Visiting Assistant Professor of Science in Society Natalie Shibley was combing through the digital archives of the Apache Sentinel for her book on African-American service members and homosexuality investigations when she came across something unexpected. It was a poem titled “USO Incident” by prominent poet of the Black Arts Movement Dudley Randall, published in a 1943 edition of the newspaper.
As founder of Broadside Press, Randall himself published many important Black poets. Later, the Detroit native became the city’s poet laureate. One of his most well-known poems is “The Ballad of Birmingham,” about the 1963 Birmingham church bombing. Like many other Black authors and intellectuals in the 1950s, ’60s, and ’70s, Randall was also the subject of FBI surveillance.
Yet “USO Incident” was published significantly earlier than most of Randall’s poems, and, to Shibley’s knowledge, was previously unknown to scholars. Shibley, a scholar of race, gender, and sexuality in the military, shared her discovery with Randall’s biographer and editor of his writings, Dr. Melba Boyd of Wayne State University, who responded with excitement, writing that the poem “definitely escaped literary history.” Boyd sent the poem to the Bentley Historical Library at the University of Michigan to be housed with Randall’s other papers. Shibley plans to write a journal article about the discovery.
Though Shibley is not a literary scholar and was previously only familiar with some of Randall’s most famous poems, she was intrigued by the finding and sought to expand her knowledge of the poet. She learned that he published a few poems in his hometown newspaper as a teenager, but that his career didn’t really take off until the 1960s. While Randall wrote several poems during World War II, they weren’t published until much later. Shibley explained that Randall’s brother Arthur was stationed at Ft. Huachuca, the military installation with the largest number of Black soldiers, during World War II and worked for the paper—the aforementioned Apache Sentinel—there. “That seems to be how the poem was published,” Shibley said.

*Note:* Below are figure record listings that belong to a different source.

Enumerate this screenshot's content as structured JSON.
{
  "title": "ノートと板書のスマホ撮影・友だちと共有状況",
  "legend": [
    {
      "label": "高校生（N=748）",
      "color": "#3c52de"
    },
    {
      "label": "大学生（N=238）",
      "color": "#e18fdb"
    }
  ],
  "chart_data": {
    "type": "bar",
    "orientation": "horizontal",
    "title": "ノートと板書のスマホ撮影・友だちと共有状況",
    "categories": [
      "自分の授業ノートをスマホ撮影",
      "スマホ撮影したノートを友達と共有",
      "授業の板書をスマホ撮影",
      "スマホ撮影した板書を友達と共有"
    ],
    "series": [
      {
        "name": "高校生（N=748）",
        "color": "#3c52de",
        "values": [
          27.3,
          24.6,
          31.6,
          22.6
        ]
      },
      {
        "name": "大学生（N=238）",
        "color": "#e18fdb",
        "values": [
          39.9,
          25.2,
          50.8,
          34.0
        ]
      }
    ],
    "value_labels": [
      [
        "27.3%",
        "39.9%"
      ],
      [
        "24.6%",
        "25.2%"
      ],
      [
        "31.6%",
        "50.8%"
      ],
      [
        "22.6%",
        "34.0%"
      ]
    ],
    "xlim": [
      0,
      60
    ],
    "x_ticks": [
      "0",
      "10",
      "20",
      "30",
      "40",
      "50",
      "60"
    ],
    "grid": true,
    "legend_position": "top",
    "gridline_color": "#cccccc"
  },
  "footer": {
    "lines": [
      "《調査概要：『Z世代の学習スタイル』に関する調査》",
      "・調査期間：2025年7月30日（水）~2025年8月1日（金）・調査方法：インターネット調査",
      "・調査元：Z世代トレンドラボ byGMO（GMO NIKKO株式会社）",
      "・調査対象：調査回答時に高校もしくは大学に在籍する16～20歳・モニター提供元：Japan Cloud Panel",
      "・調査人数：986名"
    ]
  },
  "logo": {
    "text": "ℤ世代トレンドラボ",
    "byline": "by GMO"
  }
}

The poem is about a meeting between a soldier and a WAC—the descriptor used at the time for female members of the Army, after the “Women’s Army Corps.”
“I danced with her but one brief dance—” the poem begins.

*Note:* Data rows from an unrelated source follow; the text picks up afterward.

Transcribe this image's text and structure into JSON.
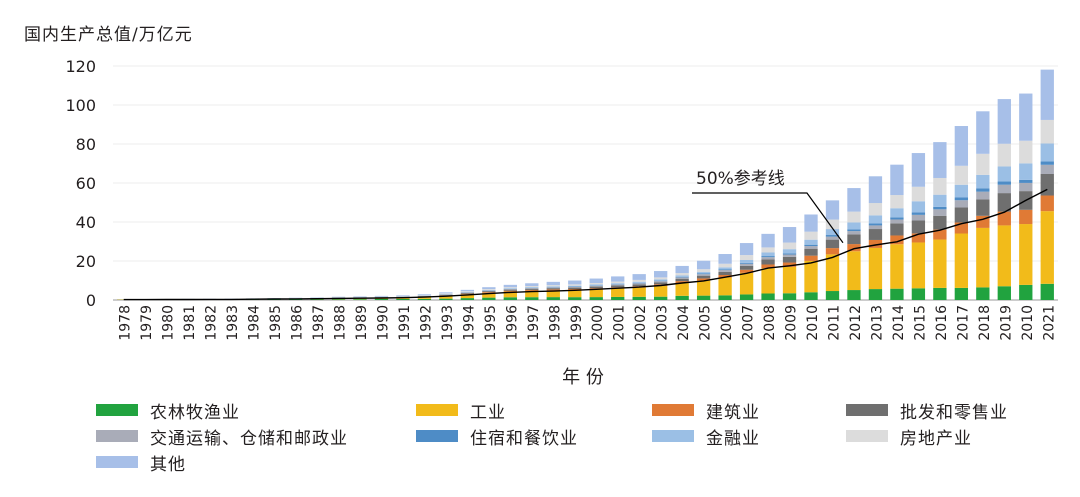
{
  "chart_data": {
    "type": "bar",
    "stacked": true,
    "title": "",
    "ylabel": "国内生产总值/万亿元",
    "xlabel": "年 份",
    "ylim": [
      0,
      120
    ],
    "yticks": [
      0,
      20,
      40,
      60,
      80,
      100,
      120
    ],
    "grid": true,
    "legend_position": "bottom",
    "categories": [
      "1978",
      "1979",
      "1980",
      "1981",
      "1982",
      "1983",
      "1984",
      "1985",
      "1986",
      "1987",
      "1988",
      "1989",
      "1990",
      "1991",
      "1992",
      "1993",
      "1994",
      "1995",
      "1996",
      "1997",
      "1998",
      "1999",
      "2000",
      "2001",
      "2002",
      "2003",
      "2004",
      "2005",
      "2006",
      "2007",
      "2008",
      "2009",
      "2010",
      "2011",
      "2012",
      "2013",
      "2014",
      "2015",
      "2016",
      "2017",
      "2018",
      "2019",
      "2010",
      "2021"
    ],
    "series": [
      {
        "name": "农林牧渔业",
        "color": "#21a33f",
        "values": [
          0.1,
          0.13,
          0.14,
          0.16,
          0.18,
          0.2,
          0.23,
          0.26,
          0.28,
          0.32,
          0.38,
          0.42,
          0.51,
          0.53,
          0.59,
          0.7,
          0.98,
          1.22,
          1.4,
          1.45,
          1.48,
          1.46,
          1.49,
          1.56,
          1.63,
          1.7,
          2.14,
          2.24,
          2.4,
          2.87,
          3.34,
          3.46,
          3.97,
          4.6,
          5.1,
          5.6,
          5.8,
          6.0,
          6.2,
          6.2,
          6.47,
          7.05,
          7.75,
          8.31
        ]
      },
      {
        "name": "工业",
        "color": "#f2bb1a",
        "values": [
          0.16,
          0.18,
          0.2,
          0.21,
          0.22,
          0.24,
          0.28,
          0.34,
          0.39,
          0.46,
          0.58,
          0.65,
          0.69,
          0.81,
          1.03,
          1.45,
          1.95,
          2.46,
          2.91,
          3.24,
          3.4,
          3.61,
          4.0,
          4.35,
          4.75,
          5.5,
          6.53,
          7.71,
          9.13,
          11.05,
          13.01,
          13.51,
          16.07,
          18.8,
          19.9,
          21.1,
          22.8,
          23.5,
          24.8,
          27.9,
          30.5,
          31.2,
          31.2,
          37.26
        ]
      },
      {
        "name": "建筑业",
        "color": "#e07a35",
        "values": [
          0.01,
          0.01,
          0.02,
          0.02,
          0.02,
          0.03,
          0.04,
          0.04,
          0.05,
          0.07,
          0.08,
          0.08,
          0.08,
          0.1,
          0.14,
          0.23,
          0.29,
          0.38,
          0.45,
          0.49,
          0.53,
          0.56,
          0.59,
          0.64,
          0.71,
          0.84,
          1.02,
          1.12,
          1.29,
          1.59,
          1.86,
          2.24,
          2.7,
          3.21,
          3.68,
          4.09,
          4.49,
          4.66,
          5.1,
          5.66,
          6.2,
          7.07,
          7.29,
          8.01
        ]
      },
      {
        "name": "批发和零售业",
        "color": "#6f6f6f",
        "values": [
          0.03,
          0.03,
          0.03,
          0.04,
          0.04,
          0.04,
          0.05,
          0.09,
          0.1,
          0.12,
          0.15,
          0.17,
          0.17,
          0.2,
          0.24,
          0.3,
          0.39,
          0.49,
          0.56,
          0.62,
          0.68,
          0.72,
          0.79,
          0.87,
          0.94,
          1.06,
          1.23,
          1.41,
          1.65,
          2.04,
          2.62,
          2.92,
          3.57,
          4.35,
          4.95,
          5.6,
          6.2,
          6.6,
          7.1,
          7.7,
          8.4,
          9.5,
          9.6,
          11.04
        ]
      },
      {
        "name": "交通运输、仓储和邮政业",
        "color": "#a9acb8",
        "values": [
          0.02,
          0.02,
          0.02,
          0.02,
          0.03,
          0.03,
          0.04,
          0.04,
          0.05,
          0.05,
          0.07,
          0.09,
          0.11,
          0.12,
          0.14,
          0.18,
          0.22,
          0.25,
          0.29,
          0.32,
          0.35,
          0.39,
          0.43,
          0.48,
          0.52,
          0.56,
          0.67,
          0.76,
          0.88,
          1.02,
          1.14,
          1.17,
          1.34,
          1.54,
          1.71,
          1.86,
          2.0,
          2.9,
          3.3,
          3.7,
          4.0,
          4.3,
          4.2,
          4.71
        ]
      },
      {
        "name": "住宿和餐饮业",
        "color": "#4e8cc6",
        "values": [
          0.01,
          0.01,
          0.01,
          0.01,
          0.01,
          0.01,
          0.01,
          0.02,
          0.02,
          0.02,
          0.03,
          0.03,
          0.03,
          0.04,
          0.05,
          0.07,
          0.09,
          0.11,
          0.13,
          0.14,
          0.16,
          0.18,
          0.2,
          0.22,
          0.25,
          0.27,
          0.32,
          0.37,
          0.42,
          0.49,
          0.56,
          0.61,
          0.71,
          0.82,
          0.92,
          1.02,
          1.1,
          1.2,
          1.3,
          1.4,
          1.6,
          1.7,
          1.6,
          1.79
        ]
      },
      {
        "name": "金融业",
        "color": "#9bbfe5",
        "values": [
          0.01,
          0.01,
          0.02,
          0.02,
          0.03,
          0.03,
          0.04,
          0.05,
          0.06,
          0.08,
          0.09,
          0.11,
          0.13,
          0.15,
          0.18,
          0.22,
          0.26,
          0.3,
          0.34,
          0.37,
          0.4,
          0.42,
          0.47,
          0.51,
          0.57,
          0.61,
          0.67,
          0.73,
          0.98,
          1.46,
          1.83,
          2.16,
          2.57,
          3.05,
          3.55,
          4.12,
          4.67,
          5.78,
          6.2,
          6.54,
          7.02,
          7.67,
          8.43,
          9.14
        ]
      },
      {
        "name": "房地产业",
        "color": "#dcdcdc",
        "values": [
          0.01,
          0.01,
          0.02,
          0.02,
          0.02,
          0.03,
          0.03,
          0.04,
          0.05,
          0.06,
          0.07,
          0.08,
          0.11,
          0.12,
          0.17,
          0.26,
          0.3,
          0.4,
          0.48,
          0.54,
          0.63,
          0.68,
          0.75,
          0.84,
          0.93,
          1.05,
          1.24,
          1.46,
          1.83,
          2.51,
          2.6,
          3.39,
          4.12,
          4.88,
          5.52,
          6.34,
          6.75,
          7.42,
          8.57,
          9.72,
          10.78,
          11.64,
          11.6,
          12.08
        ]
      },
      {
        "name": "其他",
        "color": "#a7bfe8",
        "values": [
          0.04,
          0.05,
          0.05,
          0.06,
          0.07,
          0.08,
          0.1,
          0.12,
          0.14,
          0.16,
          0.21,
          0.24,
          0.27,
          0.33,
          0.4,
          0.53,
          0.72,
          0.96,
          1.21,
          1.41,
          1.68,
          1.96,
          2.28,
          2.63,
          2.98,
          3.26,
          3.65,
          4.34,
          5.0,
          6.17,
          6.96,
          7.96,
          8.8,
          9.85,
          12.07,
          13.71,
          15.59,
          17.3,
          18.4,
          20.4,
          21.8,
          22.9,
          24.2,
          25.8
        ]
      }
    ],
    "reference_line": {
      "label": "50%参考线",
      "color": "#000000",
      "values": [
        0.2,
        0.23,
        0.25,
        0.27,
        0.3,
        0.33,
        0.41,
        0.5,
        0.57,
        0.67,
        0.83,
        0.93,
        1.05,
        1.2,
        1.48,
        1.97,
        2.6,
        3.29,
        3.89,
        4.29,
        4.56,
        4.99,
        5.5,
        6.05,
        6.64,
        7.43,
        8.73,
        9.82,
        11.67,
        13.7,
        16.35,
        17.54,
        19.03,
        21.86,
        26.3,
        28.21,
        29.84,
        33.72,
        35.81,
        39.15,
        41.41,
        45.02,
        51.1,
        56.72
      ]
    }
  }
}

“It’s a depiction of a classic kind of meeting between military men and women during the war and the kind of fleeting interactions that military personnel often had,” said Shibley.
Both Shibley’s usual research and the discovery of the poem were made possible by the National Digital Newspaper Program, a partnership between the National Endowment for the Humanities (NEH) and the Library of Congress, which provided a grant to the State of Arizona Research Library to digitize the Apache Sentinel archives.

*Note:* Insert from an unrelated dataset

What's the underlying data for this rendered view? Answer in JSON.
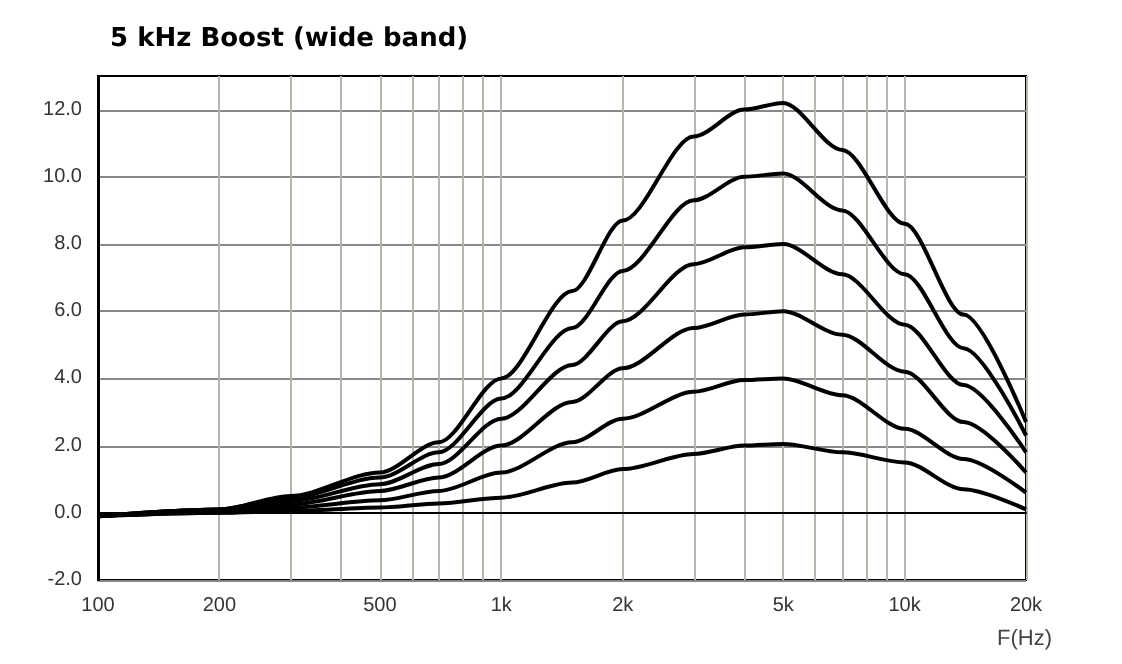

“I hope this will lead more historians to look at military newspapers as sources, especially during the World War II period. They’re quite rich sources, and a lot of people who became famous much later are represented in them,” said Shibley. “This discovery shows the importance of funding the humanities; without the newspaper digitization project, I doubt I would have found the poem. Digitization is, of course, especially important right now when nobody can travel to archives.”